De Nadal a Guardiola

ABC 12/06/17
IGNACIO CAMACHO

· Pep debió de sufrir un gran desgarro interior cuando enfundó hasta 47 veces su independentismo en la camiseta de España

LOS éxitos de Rafael Nadal son estrictamente suyos, de su mérito y de su esfuerzo. El tenis es un deporte individual en el que cada jugador está solo frente al adversario y depende en exclusiva de sí mismo. Sin embargo, toda España celebra cada triunfo de Nadal como una victoria coral, una encarnación simbólica de valores colectivos pese a que la mayoría no tenemos ni su asombrosa fuerza mental ni su determinante vigor físico. Él sabe que de algún modo nos representa; por eso nos dedica sus trofeos, comparte la gloria, se envuelve en la bandera y respeta el himno. Es consciente de que su empeño tiene detrás el empuje moral y emocional del país, que se siente gratificado con sus conquistas y protege su autoestima con el orgullo que un padre siente ante los logros de su hijo. Pero no nos engañemos; Nadal es mucho mejor que todos nosotros, que hemos organizado nuestra vida personal y nuestra convivencia social en torno a códigos y modelos muy distintos. Nosotros somos abúlicos, pesimistas, desconfiados, conformistas, igualitarios; él es diligente, biempensante, insaciable, rebelde ante la adversidad y ferozmente competitivo. Lo admiramos, y él se deja, porque es como nos gustaría ser pero nos falta carácter para adquirir una mínima parte de su singular fortaleza de principios.

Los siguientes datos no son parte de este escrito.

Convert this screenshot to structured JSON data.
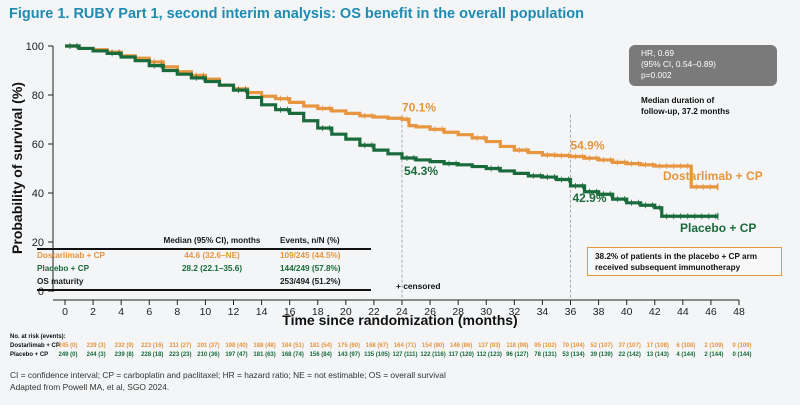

Ayer, poco antes de que el tenista de Manacor alzase al cielo de París su décimo Roland Garros, otro deportista de élite leía en Barcelona un manifiesto secesionista lleno de tópicos sobre el Estado opresor y el destino manifiesto de la nación catalana. Pep Guardiola debió de sufrir un gran desgarro interior cuando enfundó hasta 47 veces sus ideas independentistas bajo la camiseta de España. Para él, según tiene declarado, se trataba de un estricto compromiso profesional, pero lo cumplía con indiscutible entrega a tenor de las emociones que expresaba en el campo; si se sentía incómodo bien lo disimulaba. Las normas deportivas le obligaban a ir a la selección igual que ahora las leyes civiles le exigen respetar la Constitución, pero al menos en aquel tiempo no se mostró proclive a desafiarlas. Quizá porque el equipo nacional (representativo del Estado-nación que según él oprime sus derechos democráticos) le proporcionaba prestigio, reconocimiento y fama. La típica doblez del nacionalismo, para el que lo suyo es sólo suyo y lo de los demás, de todos; el Estado provee las infraestructuras, la deuda pública, el marco de competición que da acceso a títulos de gran escala. Ellos se quedan con los beneficios y las obligaciones se reparten con asimetría subsidiaria.

Nadal y Guardiola se han ganado su excelencia con su talento y su espíritu de superación; nadie les ha regalado nada. El día de ayer explica, sin embargo, por qué uno goza de unánime aprecio y el otro es visto incluso por la mitad de los catalanes como un ensimismado arrogante de aureola antipática.